Liam is a closeted professional rugby player who’s just been traded to the Melbourne club. He has no family or friends there, so he’s making friends where he can—on the beach. Matty’s a professional lifeguard on Melbourne’s beaches. He couldn’t miss the big, solitary man who’s been swimming daily.
Matty can’t read Liam’s interest, but he’s always eager to make a good friend. He’s got mates at the pub, but Matty’s tired of his lonely apartment, and Liam is pleasant company. As they spend more time together, Matty and Liam struggle with making their mutual interests known in fear that they’ll scare away a good friend. And, when they learn they both fancy one another, well, then they are nervous that getting physical might ruin the friendship.
This is a slow-burn love story. I’ll be honest, I wanted more sports. Also, I felt as if these guys really could have been anywhere—particularly a west coast US locale—instead of Melbourne. Considering what I know about Aussies, the ozone layer, and rising skin cancer rates, well, these folks spend an unexpected amount of time in the direct, beachy sunlight. Setting aside a few dialect choices, I couldn’t feel any Australian vibes coming through.

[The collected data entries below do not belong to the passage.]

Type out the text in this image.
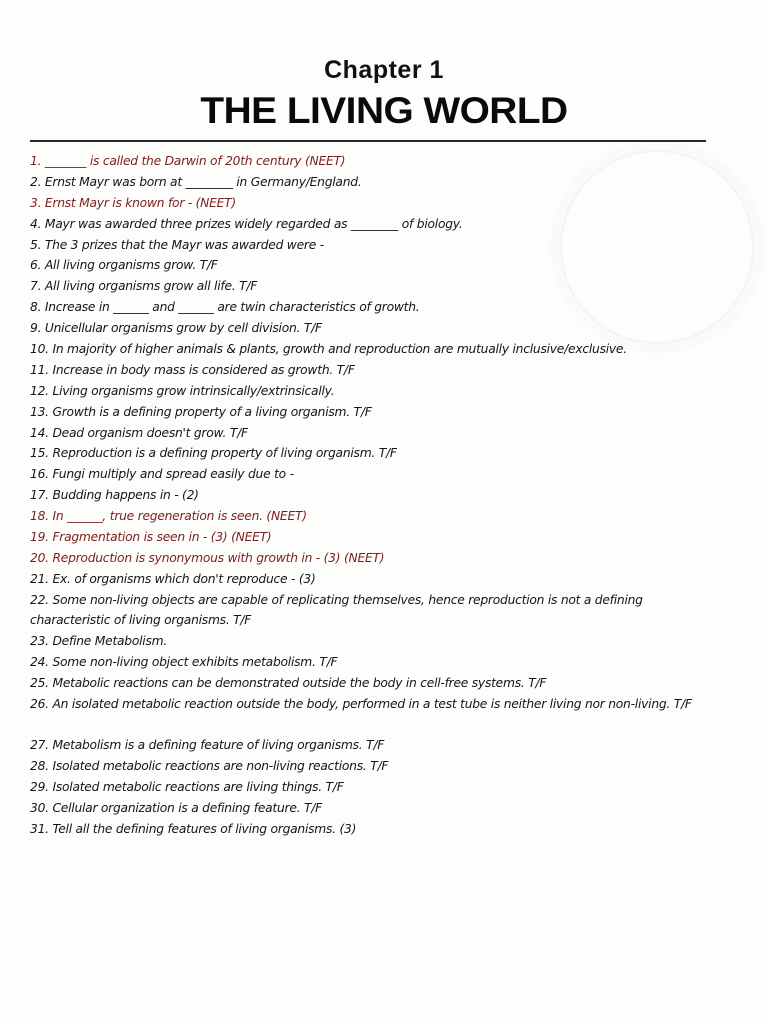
Chapter 1
THE LIVING WORLD
1. _______ is called the Darwin of 20th century (NEET)
2. Ernst Mayr was born at ________ in Germany/England.
3. Ernst Mayr is known for - (NEET)
4. Mayr was awarded three prizes widely regarded as ________ of biology.
5. The 3 prizes that the Mayr was awarded were -
6. All living organisms grow. T/F
7. All living organisms grow all life. T/F
8. Increase in ______ and ______ are twin characteristics of growth.
9. Unicellular organisms grow by cell division. T/F
10. In majority of higher animals & plants, growth and reproduction are mutually inclusive/exclusive.
11. Increase in body mass is considered as growth. T/F
12. Living organisms grow intrinsically/extrinsically.
13. Growth is a defining property of a living organism. T/F
14. Dead organism doesn't grow. T/F
15. Reproduction is a defining property of living organism. T/F
16. Fungi multiply and spread easily due to -
17. Budding happens in - (2)
18. In ______, true regeneration is seen. (NEET)
19. Fragmentation is seen in - (3) (NEET)
20. Reproduction is synonymous with growth in - (3) (NEET)
21. Ex. of organisms which don't reproduce - (3)
22. Some non-living objects are capable of replicating themselves, hence reproduction is not a defining characteristic of living organisms. T/F
23. Define Metabolism.
24. Some non-living object exhibits metabolism. T/F
25. Metabolic reactions can be demonstrated outside the body in cell-free systems. T/F
26. An isolated metabolic reaction outside the body, performed in a test tube is neither living nor non-living. T/F
27. Metabolism is a defining feature of living organisms. T/F
28. Isolated metabolic reactions are non-living reactions. T/F
29. Isolated metabolic reactions are living things. T/F
30. Cellular organization is a defining feature. T/F
31. Tell all the defining features of living organisms. (3)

I liked how Liam built good friendships, and I loved how Matty and Liam dealt with bigots in their midst. Liam, who is bisexual, was nervous to come out to his teammates, and the situation there turns out better than expected. I felt the angst was low, which was nice. Unfortunately, the story felt a bit generic. Like, with the setting and the lack of rugby, these could have been any two guys anywhere. For me, that was a detractor, though it might not be a trouble to other readers.
A review copy of this book was provided by Dreamspinner Press.